Et il faut qu’on arrive au moment où la conscience vire dans une autre
dimension, n’est-ce pas. C’est ça l’histoire ; c’est une crise évolutive.
On
est au même point où à un certain moment de l’évolution, il a fallu passer
d’une respiration branchiale à une respiration pulmonaire ou bien on
asphyxiait. C’est ça qui se passe. Je ne peux dire que mon expérience. Un homme
commence à être que quand il arrive au rien total de ce qu’il est, de ce qu’il
croit, de ce qu’il pense, de ce qu’il aime. Quand on arrive à ce rien complet,
alors il faut que quelque chose soit ou on meurt, n’est-ce pas
Moi,
j’ai connu ça dans les cours des camps de concentration. Il n’y avait plus
rien. Tout était cassé brisé. Même moi j’étais brisé. Tous les idéaux, les
noblesses, tout était brisé ; cassé. Il n’y avait rien rien, rien, vous
comprenez ? Il n’y avait pas de politique, pas de religion. Il n’y avait
rien à quoi s’accrocher. Alors, quand il n’y a rien, qu’est-ce qu’il reste ?
Qu’est-ce qu’il reste ? Il y a un centre de force, d’être. ll y a quelque
chose qui reste et c’est ça la clé
Ce
n’est pas tout ce qu’on pense. Ce n’est pas tout ce qu’on sent. Ce n’est pas
tout ce qu’on aime. Ce n’est pas les idéaux. Ce n’est pas le bon Dieu. Ce n’est
rien de tout ça. C’est quelque chose qui est poignant comme si tout l’être
était ramassé dans une angoisse si intense que c’est comme une prière ou de
l’amour
C’est
quelque chose qui est chaud, puissant, qui n’a pas de mots, qui est l’être, qui
est ce qu’on est. C’est ça la question ou la chose à laquelle tout le monde
arrive. Quand tout s’écroule qu’est-ce qu’il reste ?
Et
tout est cassé pour nous obliger à arriver à cet instant humain où l’on est ce
qu’est l’homme réellement. Qu’est-ce que c’est, n’est-ce pas, un homme ?
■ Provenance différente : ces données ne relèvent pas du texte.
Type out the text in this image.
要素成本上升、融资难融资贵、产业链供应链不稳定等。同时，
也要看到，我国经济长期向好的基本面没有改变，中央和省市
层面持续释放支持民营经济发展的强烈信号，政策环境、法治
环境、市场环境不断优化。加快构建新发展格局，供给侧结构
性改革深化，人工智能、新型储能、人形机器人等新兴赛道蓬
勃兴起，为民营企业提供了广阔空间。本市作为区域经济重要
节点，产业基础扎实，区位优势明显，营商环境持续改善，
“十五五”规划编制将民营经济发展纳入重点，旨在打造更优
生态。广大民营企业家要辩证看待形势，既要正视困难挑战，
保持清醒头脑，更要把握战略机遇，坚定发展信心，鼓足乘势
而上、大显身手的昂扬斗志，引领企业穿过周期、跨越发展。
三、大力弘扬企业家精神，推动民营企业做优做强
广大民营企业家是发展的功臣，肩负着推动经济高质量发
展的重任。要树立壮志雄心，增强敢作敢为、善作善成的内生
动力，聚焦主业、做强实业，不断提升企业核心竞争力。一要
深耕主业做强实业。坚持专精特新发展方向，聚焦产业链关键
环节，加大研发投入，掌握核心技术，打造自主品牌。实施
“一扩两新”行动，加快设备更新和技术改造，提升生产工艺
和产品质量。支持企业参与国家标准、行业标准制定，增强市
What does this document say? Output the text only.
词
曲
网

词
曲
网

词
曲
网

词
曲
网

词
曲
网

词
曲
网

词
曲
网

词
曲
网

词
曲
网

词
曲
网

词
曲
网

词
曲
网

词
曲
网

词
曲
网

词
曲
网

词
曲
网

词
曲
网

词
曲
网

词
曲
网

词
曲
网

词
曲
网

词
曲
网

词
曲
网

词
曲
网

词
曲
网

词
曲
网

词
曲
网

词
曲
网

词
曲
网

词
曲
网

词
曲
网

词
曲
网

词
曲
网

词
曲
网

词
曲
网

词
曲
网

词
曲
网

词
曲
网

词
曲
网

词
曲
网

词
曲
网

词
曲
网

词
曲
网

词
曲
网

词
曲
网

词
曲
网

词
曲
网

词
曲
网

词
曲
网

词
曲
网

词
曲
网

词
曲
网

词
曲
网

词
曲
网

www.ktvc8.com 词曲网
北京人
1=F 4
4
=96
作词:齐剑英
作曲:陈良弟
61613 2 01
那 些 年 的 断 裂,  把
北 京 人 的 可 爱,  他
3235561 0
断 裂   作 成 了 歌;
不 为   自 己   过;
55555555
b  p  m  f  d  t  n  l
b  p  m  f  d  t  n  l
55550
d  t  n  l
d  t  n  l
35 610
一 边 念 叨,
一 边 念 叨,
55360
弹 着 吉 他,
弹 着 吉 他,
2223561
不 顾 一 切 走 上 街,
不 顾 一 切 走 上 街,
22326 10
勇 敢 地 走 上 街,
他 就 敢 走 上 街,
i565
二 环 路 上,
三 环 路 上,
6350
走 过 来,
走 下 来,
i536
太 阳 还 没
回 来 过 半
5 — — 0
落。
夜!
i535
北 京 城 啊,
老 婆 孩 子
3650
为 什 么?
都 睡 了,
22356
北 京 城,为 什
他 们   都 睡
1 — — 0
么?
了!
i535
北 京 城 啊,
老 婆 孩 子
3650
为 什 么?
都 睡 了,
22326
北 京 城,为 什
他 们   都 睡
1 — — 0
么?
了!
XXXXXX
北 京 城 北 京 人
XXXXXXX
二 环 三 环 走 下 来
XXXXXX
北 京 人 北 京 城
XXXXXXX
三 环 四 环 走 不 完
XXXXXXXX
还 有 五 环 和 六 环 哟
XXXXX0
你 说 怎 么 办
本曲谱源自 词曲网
On est trompé complètement par les philosophies, les religions, les politiques.
Tout ça, ce sont des excroissances qui sont venues s’ajouter siècle après
siècle mais ça n’a rien à voir avec la réalité humaine
Qu’est-ce
que c’est que la réalité humaine ? Un homme dans une cellule qu’on va
fusiller demain matin sait ce que c’est, quelque fois. Moi, j’ai écouté
beaucoup de matins des pas dans le couloir Alors, quand on est là, seul, dans
le noir, et qu’il y a les pas qui viennent et que l’on frappe à une cellule à
côté et puis çà passe et c’est l’autre cellule...
A ce
moment-là, où est la philosophie ? Où est la religion ? Où est la
famille ? Où est l’amour ? Où est toute cette croûte
artificielle ? Il n’y a plus rien. Il n’y a plus rien Mais il y a quelque chose qui est si
puissamment doux, fort, étant... Pour une fois, cela est. C’est ça la réalité
humaine. Ça n’a pas de nom. Ça n’a pas de nom mais c’est une force. Et c’est
d’une grande douceur comme si tout d’un coup tout, tout, tout vous glisse des
mains. Et puis il reste une douceur qui comprend tout. Et qui n’est pas mièvre,
qui est forte. Qui regarde d’au-dessus toute cette comédie, toute cette
tragédie et qui, tout d’un coup, a un regard comme d’ailleurs
Et
ça c’est l’homme. Et ça, personne ne peut toucher ça. Personne. On peut vous
fusiller. On peut vous torturer. Mais ça, ça ne bouge pas. Ça, ça EST
Et
c’est ça le chaînon évolutif. C’est ça qui fait qu’on passera ailleurs dans une
espèce moins tragique et moins ridicule. C’est cette réalité qui a la puissance
de passer à la prochaine étape. Ce n’est pas nos philosophies Est-ce que la
philosophie du poisson l’a jamais aidé à devenir un amphibien ? Est-ce que
la religion du dinosaure l’a jamais aidé à devenir un mammifère ?
Alors,
ce n’est rien de tout ce que nous connaissons qui nous aidera à traverser. Ce
n’est rien, rien, rien du tout. Ce n’est pas Karl Marx. Ce n’est pas le Pape.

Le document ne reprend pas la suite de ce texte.